I hope so. But the sad truth is that there are great forces afoot that don’t care at all for the doctor-patient relationship or anything else that cannot be attached to a bill. Anything that resists the inhuman in medicine is good. But I am also suspicious of arguments that seek to attach a measurable professional benefit to the humanities in medicine—the idea, for example, that humanistic study makes one a “better” doctor. In a sense, this is a reductionist view, portraying the humanities as tools to be used in service of empirical ends, like greater patient satisfaction scores. I understand the appeal of these arguments, and there may be some truth to them, but to me at least, the arts don’t need to justify themselves in those terms. They have their own virtues and significance beyond the purely utilitarian, which is too big a topic to discuss here.

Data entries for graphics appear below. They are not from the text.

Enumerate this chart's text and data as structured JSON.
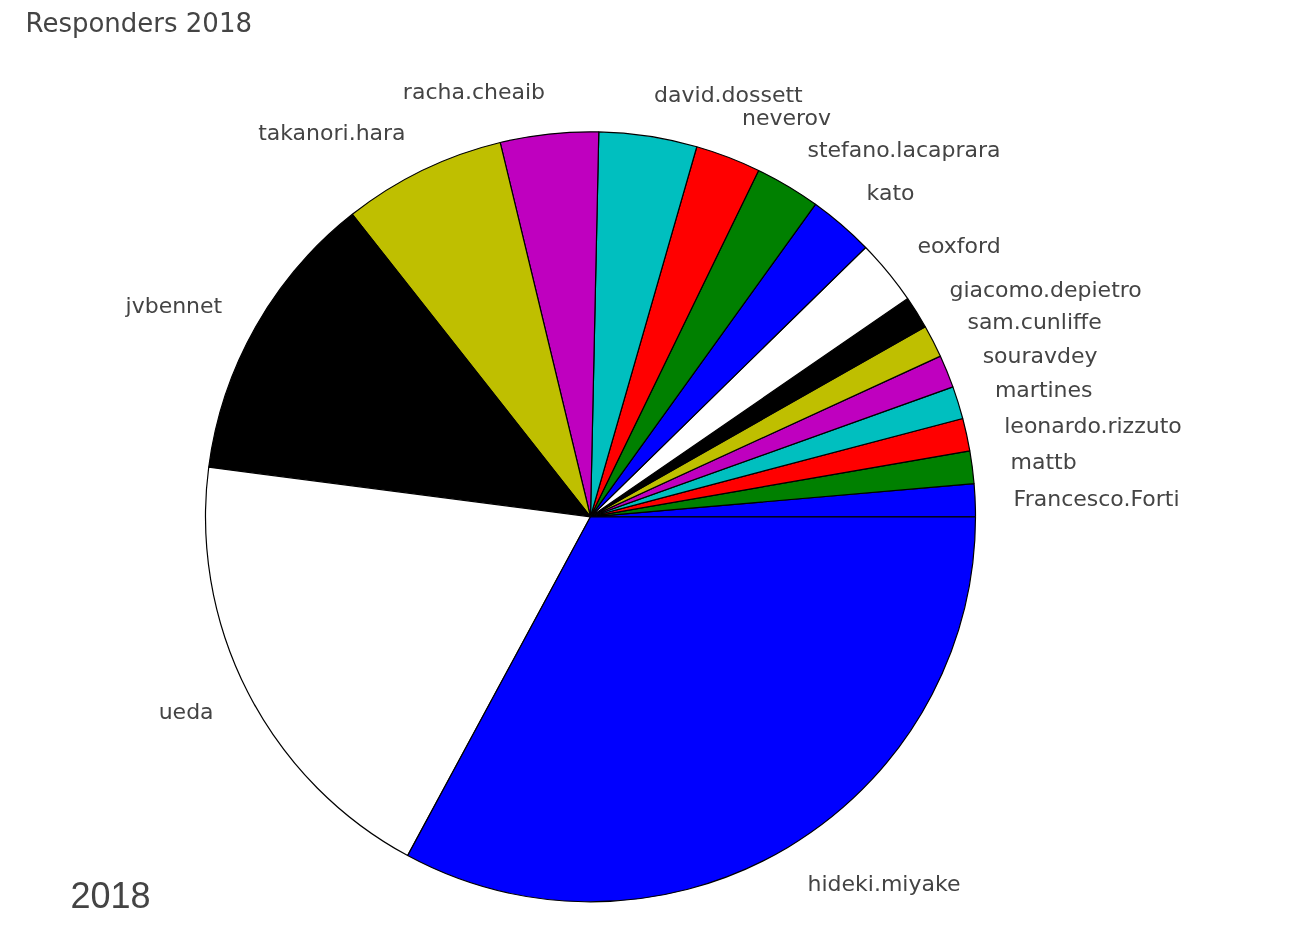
{
  "chart_data": {
    "type": "pie",
    "title": "Responders 2018",
    "categories": [
      "Francesco.Forti",
      "mattb",
      "leonardo.rizzuto",
      "martines",
      "souravdey",
      "sam.cunliffe",
      "giacomo.depietro",
      "eoxford",
      "kato",
      "stefano.lacaprara",
      "neverov",
      "david.dossett",
      "racha.cheaib",
      "takanori.hara",
      "jvbennet",
      "ueda",
      "hideki.miyake"
    ],
    "values": [
      1.37,
      1.37,
      1.37,
      1.37,
      1.37,
      1.37,
      1.37,
      2.74,
      2.74,
      2.74,
      2.74,
      4.11,
      4.11,
      6.85,
      12.33,
      19.18,
      32.88
    ],
    "colors": [
      "#0000ff",
      "#008000",
      "#ff0000",
      "#00bfbf",
      "#bf00bf",
      "#bfbf00",
      "#000000",
      "#ffffff",
      "#0000ff",
      "#008000",
      "#ff0000",
      "#00bfbf",
      "#bf00bf",
      "#bfbf00",
      "#000000",
      "#ffffff",
      "#0000ff"
    ],
    "annotations": [
      "2018"
    ]
  }
}
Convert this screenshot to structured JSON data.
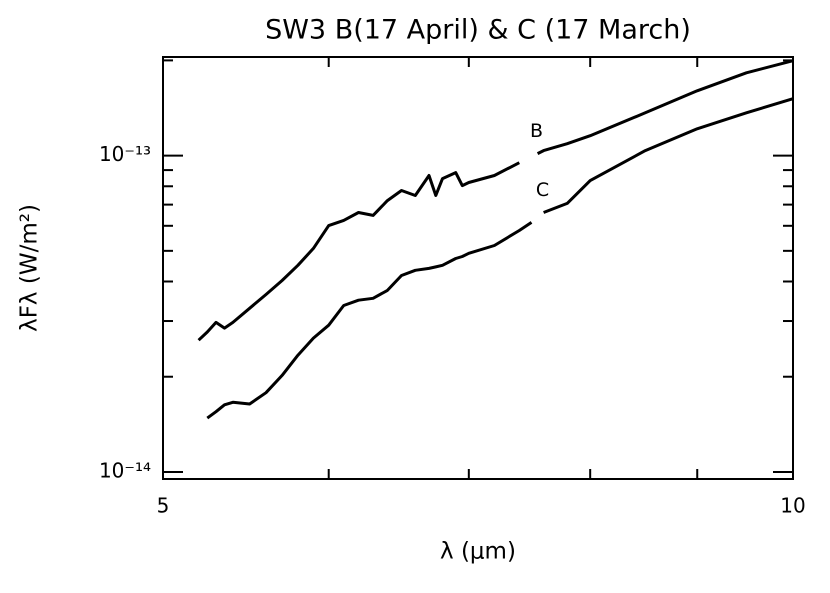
{
  "chart_data": {
    "type": "line",
    "title": "SW3 B(17 April) & C (17 March)",
    "x_label": "λ (μm)",
    "y_label": "λFλ (W/m²)",
    "x_scale": "log",
    "y_scale": "log",
    "grid": false,
    "x": [
      5.2,
      5.25,
      5.3,
      5.35,
      5.4,
      5.5,
      5.6,
      5.7,
      5.8,
      5.9,
      6.0,
      6.1,
      6.2,
      6.3,
      6.4,
      6.5,
      6.6,
      6.7,
      6.75,
      6.8,
      6.9,
      6.95,
      7.0,
      7.2,
      7.4,
      7.5,
      7.55,
      7.6,
      7.8,
      8.0,
      8.5,
      9.0,
      9.5,
      10
    ],
    "series": [
      {
        "name": "B",
        "color": "#000000",
        "values": [
          2.61e-14,
          2.77e-14,
          2.97e-14,
          2.85e-14,
          2.97e-14,
          3.29e-14,
          3.64e-14,
          4.03e-14,
          4.5e-14,
          5.09e-14,
          6.01e-14,
          6.24e-14,
          6.61e-14,
          6.47e-14,
          7.21e-14,
          7.76e-14,
          7.48e-14,
          8.65e-14,
          7.48e-14,
          8.46e-14,
          8.84e-14,
          8.04e-14,
          8.22e-14,
          8.65e-14,
          9.5e-14,
          null,
          1.015e-13,
          1.037e-13,
          1.091e-13,
          1.156e-13,
          1.366e-13,
          1.603e-13,
          1.827e-13,
          1.995e-13
        ]
      },
      {
        "name": "C",
        "color": "#000000",
        "values": [
          null,
          1.48e-14,
          1.55e-14,
          1.63e-14,
          1.66e-14,
          1.64e-14,
          1.78e-14,
          2.02e-14,
          2.34e-14,
          2.65e-14,
          2.91e-14,
          3.36e-14,
          3.49e-14,
          3.54e-14,
          3.75e-14,
          4.18e-14,
          4.34e-14,
          4.4e-14,
          4.45e-14,
          4.5e-14,
          4.73e-14,
          4.8e-14,
          4.91e-14,
          5.2e-14,
          5.8e-14,
          6.15e-14,
          null,
          6.61e-14,
          7.06e-14,
          8.34e-14,
          1.037e-13,
          1.216e-13,
          1.366e-13,
          1.513e-13
        ]
      }
    ],
    "xlim": [
      5,
      10
    ],
    "xticks": [
      5,
      10
    ],
    "xminorticks": [
      6,
      7,
      8,
      9
    ],
    "ylim": [
      9.5e-15,
      2.05e-13
    ],
    "yticks": [
      {
        "value": 1e-14,
        "label": "10⁻¹⁴"
      },
      {
        "value": 1e-13,
        "label": "10⁻¹³"
      }
    ],
    "yminorticks": [
      2e-14,
      3e-14,
      4e-14,
      5e-14,
      6e-14,
      7e-14,
      8e-14,
      9e-14,
      2e-13
    ]
  }
}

This isn’t to say I don’t value the humanities as academic disciplines, because I do. I think it’s depressing that they have fallen so dramatically out of favor in higher education in recent years, and are increasing perceived as impractical and indulgent. The humanities have a great deal to teach, and many of their central lessons have been falsely and dangerously portrayed as irrelevant. Where do people think that notions such as freedom of expression, freedom of religion, individual and human rights, democracy, due process under the law, principles of equality, and the value of an educated public have come from? These are not questions of scientific inquiry or empiricism. They are the values of the Enlightenment, which were very hard won and are immensely important. Science, as we know it today, is also a product of the Enlightenment, but science is in fact strictly regulated and informed by humanistic principles. We discount the humanities at our peril, and unfortunately, we’re seeing some of the consequences of that dismissal right now.


An emergency physician in Albuquerque, New Mexico, Frank Huyler is the author of the new memoir White Hot Light: Twenty-Five Years in Emergency Medicine, the essay collection The Blood of Strangers, the novels The Laws of Invisible Things and Right of Thirst, and the novella The Castaway. He attended Williams College, Oxford University, and The University of North Carolina at Chapel Hill. He grew up in Iran, Brazil, and Japan.